Emergency services fight to contain major blaze in Huelva, Andalucía, which has been on high alert due to heat wave.
A major forest fire in southern Spain has forced the evacuation of more than 1,500 people from homes, campsites and hotels, according to a government official.
Like much of Spain, the area in Huelva is on high alert for forest fires because of a heatwave. Last week, 64 people died in a forest fire in neighbouring Portugal.
The blaze was spotted on Saturday night in the Moguer region in Huelva, Andalucía, and was being treated as a level 1 – or maximum threat – by emergency services.
José Fiscal, environment minister for the Andalucía regional government, said on Sunday the fire was likely to have been caused by arson, Spanish newspaper El País reported.
Emergency services were working to contain the fire but windy conditions made it difficult to predict when the blaze would be brought completely under control.
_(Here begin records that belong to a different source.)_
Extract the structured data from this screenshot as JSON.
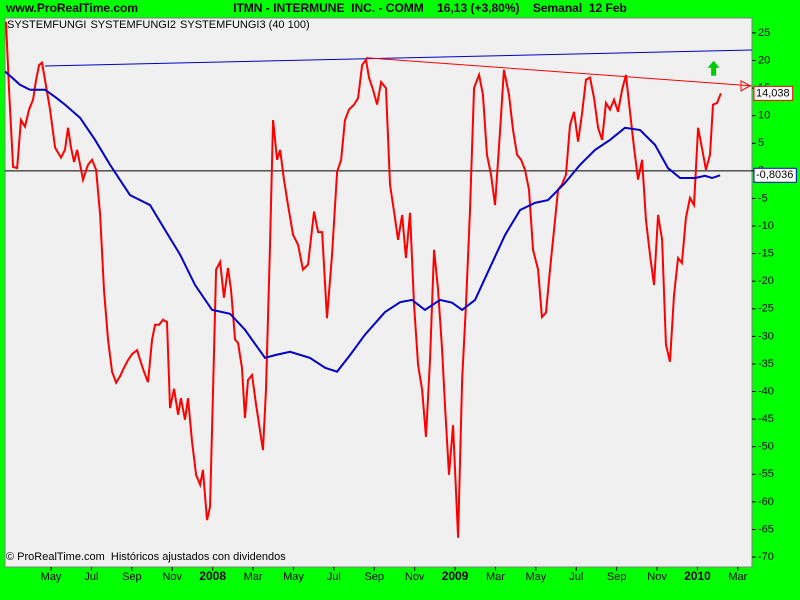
{
  "site": "www.ProRealTime.com",
  "footer": "© ProRealTime.com  Históricos ajustados con dividendos",
  "chart_data": {
    "type": "line",
    "title": "ITMN - INTERMUNE  INC. - COMM    16,13 (+3,80%)    Semanal  12 Feb",
    "xlim": [
      1.72,
      38.7
    ],
    "ylim": [
      -71.8,
      27.7
    ],
    "xticks": [
      {
        "value": 4,
        "label": "May"
      },
      {
        "value": 6,
        "label": "Jul"
      },
      {
        "value": 8,
        "label": "Sep"
      },
      {
        "value": 10,
        "label": "Nov"
      },
      {
        "value": 12,
        "label": "2008"
      },
      {
        "value": 14,
        "label": "Mar"
      },
      {
        "value": 16,
        "label": "May"
      },
      {
        "value": 18,
        "label": "Jul"
      },
      {
        "value": 20,
        "label": "Sep"
      },
      {
        "value": 22,
        "label": "Nov"
      },
      {
        "value": 24,
        "label": "2009"
      },
      {
        "value": 26,
        "label": "Mar"
      },
      {
        "value": 28,
        "label": "May"
      },
      {
        "value": 30,
        "label": "Jul"
      },
      {
        "value": 32,
        "label": "Sep"
      },
      {
        "value": 34,
        "label": "Nov"
      },
      {
        "value": 36,
        "label": "2010"
      },
      {
        "value": 38,
        "label": "Mar"
      }
    ],
    "yticks": [
      25,
      20,
      15,
      10,
      5,
      0,
      -5,
      -10,
      -15,
      -20,
      -25,
      -30,
      -35,
      -40,
      -45,
      -50,
      -55,
      -60,
      -65,
      -70
    ],
    "reference_lines": [
      {
        "name": "SYSTEMFUNGI",
        "value": 0,
        "color": "#000000"
      }
    ],
    "series": [
      {
        "name": "SYSTEMFUNGI2",
        "color": "#ff0000",
        "last_value_label": "14,038",
        "x": [
          1.77,
          1.92,
          2.12,
          2.32,
          2.51,
          2.71,
          2.91,
          3.11,
          3.26,
          3.41,
          3.55,
          3.7,
          3.95,
          4.2,
          4.49,
          4.69,
          4.84,
          4.99,
          5.14,
          5.29,
          5.44,
          5.58,
          5.83,
          6.03,
          6.23,
          6.43,
          6.62,
          6.82,
          7.02,
          7.22,
          7.42,
          7.61,
          7.81,
          8.01,
          8.26,
          8.41,
          8.6,
          8.8,
          9.0,
          9.15,
          9.35,
          9.54,
          9.74,
          9.89,
          10.09,
          10.29,
          10.43,
          10.63,
          10.78,
          10.98,
          11.18,
          11.38,
          11.52,
          11.72,
          11.87,
          12.02,
          12.17,
          12.37,
          12.56,
          12.76,
          12.91,
          13.11,
          13.26,
          13.45,
          13.6,
          13.75,
          13.95,
          14.15,
          14.49,
          14.64,
          14.84,
          14.99,
          15.19,
          15.34,
          15.53,
          15.73,
          15.98,
          16.23,
          16.47,
          16.72,
          17.02,
          17.22,
          17.42,
          17.66,
          17.91,
          18.16,
          18.36,
          18.55,
          18.75,
          19.0,
          19.2,
          19.4,
          19.59,
          19.74,
          19.94,
          20.14,
          20.34,
          20.58,
          20.78,
          20.98,
          21.18,
          21.38,
          21.57,
          21.77,
          21.97,
          22.17,
          22.37,
          22.56,
          22.76,
          22.96,
          23.16,
          23.36,
          23.5,
          23.7,
          23.9,
          24.15,
          24.35,
          24.54,
          24.74,
          24.94,
          25.19,
          25.38,
          25.58,
          25.78,
          25.98,
          26.23,
          26.42,
          26.67,
          26.87,
          27.07,
          27.27,
          27.46,
          27.66,
          27.86,
          28.11,
          28.3,
          28.5,
          28.7,
          28.9,
          29.1,
          29.29,
          29.49,
          29.69,
          29.89,
          30.09,
          30.28,
          30.48,
          30.68,
          30.88,
          31.08,
          31.28,
          31.47,
          31.67,
          31.87,
          32.07,
          32.27,
          32.46,
          32.66,
          32.86,
          33.06,
          33.26,
          33.45,
          33.65,
          33.85,
          34.05,
          34.25,
          34.44,
          34.64,
          34.84,
          35.04,
          35.23,
          35.43,
          35.63,
          35.83,
          36.03,
          36.22,
          36.42,
          36.62,
          36.77,
          36.97,
          37.16
        ],
        "values": [
          27.0,
          14.7,
          0.7,
          0.5,
          9.2,
          8.0,
          11.1,
          12.9,
          16.5,
          19.2,
          19.6,
          16.5,
          11.1,
          4.2,
          2.4,
          3.8,
          7.8,
          4.2,
          1.6,
          3.8,
          1.1,
          -1.6,
          1.1,
          2.0,
          0.2,
          -8.0,
          -21.6,
          -30.6,
          -36.4,
          -38.4,
          -37.2,
          -35.7,
          -34.3,
          -33.2,
          -32.5,
          -34.3,
          -36.4,
          -38.3,
          -30.6,
          -27.9,
          -27.9,
          -27.0,
          -27.4,
          -43.0,
          -39.5,
          -44.2,
          -41.2,
          -45.1,
          -41.2,
          -49.1,
          -55.1,
          -56.9,
          -54.2,
          -63.3,
          -60.9,
          -39.7,
          -17.9,
          -16.5,
          -23.0,
          -17.6,
          -21.6,
          -30.6,
          -31.2,
          -35.7,
          -44.8,
          -37.9,
          -37.0,
          -42.4,
          -50.6,
          -39.7,
          -13.4,
          9.2,
          2.0,
          3.8,
          -1.6,
          -6.2,
          -11.6,
          -13.4,
          -17.9,
          -17.0,
          -7.4,
          -11.1,
          -11.1,
          -26.7,
          -15.2,
          -0.2,
          2.0,
          9.2,
          11.1,
          12.0,
          13.2,
          19.2,
          20.1,
          16.9,
          14.7,
          12.0,
          16.1,
          15.0,
          -2.5,
          -7.4,
          -12.5,
          -8.0,
          -15.8,
          -7.6,
          -24.3,
          -35.2,
          -39.7,
          -48.2,
          -34.3,
          -14.3,
          -21.6,
          -32.5,
          -42.4,
          -55.1,
          -46.1,
          -66.5,
          -37.9,
          -24.3,
          -7.1,
          15.0,
          17.4,
          13.8,
          2.9,
          -0.7,
          -6.2,
          7.4,
          18.3,
          13.8,
          7.4,
          2.9,
          2.0,
          0.2,
          -3.4,
          -14.3,
          -17.9,
          -26.5,
          -25.7,
          -17.9,
          -10.7,
          -3.4,
          -2.5,
          -0.7,
          8.3,
          10.7,
          5.3,
          10.2,
          16.5,
          16.9,
          13.2,
          7.8,
          5.6,
          12.3,
          11.1,
          12.9,
          10.7,
          14.7,
          17.4,
          10.7,
          4.2,
          -1.6,
          2.0,
          -8.9,
          -15.2,
          -20.7,
          -8.0,
          -12.5,
          -31.5,
          -34.6,
          -22.5,
          -15.8,
          -16.7,
          -8.5,
          -4.9,
          -6.2,
          7.8,
          4.2,
          0.2,
          2.9,
          12.0,
          12.3,
          14.038
        ]
      },
      {
        "name": "SYSTEMFUNGI3 (40 100)",
        "color": "#0000cc",
        "last_value_label": "-0,8036",
        "x": [
          1.72,
          2.07,
          2.46,
          2.96,
          3.7,
          4.2,
          4.69,
          5.44,
          6.18,
          6.92,
          7.91,
          8.9,
          9.64,
          10.39,
          11.13,
          11.97,
          12.86,
          13.6,
          14.59,
          15.09,
          15.83,
          16.82,
          17.57,
          18.16,
          18.8,
          19.54,
          20.53,
          21.28,
          21.87,
          22.51,
          23.26,
          23.85,
          24.35,
          24.99,
          25.63,
          26.48,
          27.22,
          27.96,
          28.6,
          29.44,
          30.19,
          30.93,
          31.67,
          32.41,
          33.16,
          33.9,
          34.54,
          35.14,
          35.88,
          36.37,
          36.72,
          37.12
        ],
        "values": [
          18.0,
          16.9,
          15.6,
          14.7,
          14.7,
          13.4,
          12.0,
          9.6,
          5.6,
          1.1,
          -4.4,
          -6.2,
          -10.7,
          -15.2,
          -20.7,
          -25.2,
          -25.9,
          -28.8,
          -33.9,
          -33.4,
          -32.8,
          -33.9,
          -35.7,
          -36.4,
          -33.4,
          -29.7,
          -25.6,
          -23.8,
          -23.4,
          -25.2,
          -23.4,
          -23.9,
          -25.2,
          -23.4,
          -18.3,
          -11.6,
          -7.1,
          -5.8,
          -5.3,
          -2.2,
          1.1,
          3.8,
          5.6,
          7.8,
          7.4,
          4.7,
          0.5,
          -1.3,
          -1.3,
          -0.9,
          -1.3,
          -0.8036
        ]
      }
    ],
    "trend_lines": [
      {
        "color": "#0000cc",
        "x": [
          3.7,
          38.7
        ],
        "y": [
          19.0,
          21.9
        ]
      },
      {
        "color": "#ff0000",
        "x": [
          19.59,
          38.7
        ],
        "y": [
          20.5,
          15.4
        ]
      }
    ],
    "markers": [
      {
        "color": "#00cc00",
        "x": 36.8,
        "y": 18.5
      }
    ]
  }
}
“We expect changes in the wind that could affect the fire,” Antonio Sanz, government delegate in Andalucía, told reporters.
By Sunday morning emergency services had deployed 11 planes, 10 helicopters and dozens of land vehicles against the flames in a joint military-civilian operation.
About 750 people are being housed temporarily in sports centres, according to the emergency services. Some residents had been allowed to return to their properties.
The fire could threaten the Doñana national park, an important wildlife reserve home to numerous endangered species including the Iberian lynx and Spanish imperial eagle.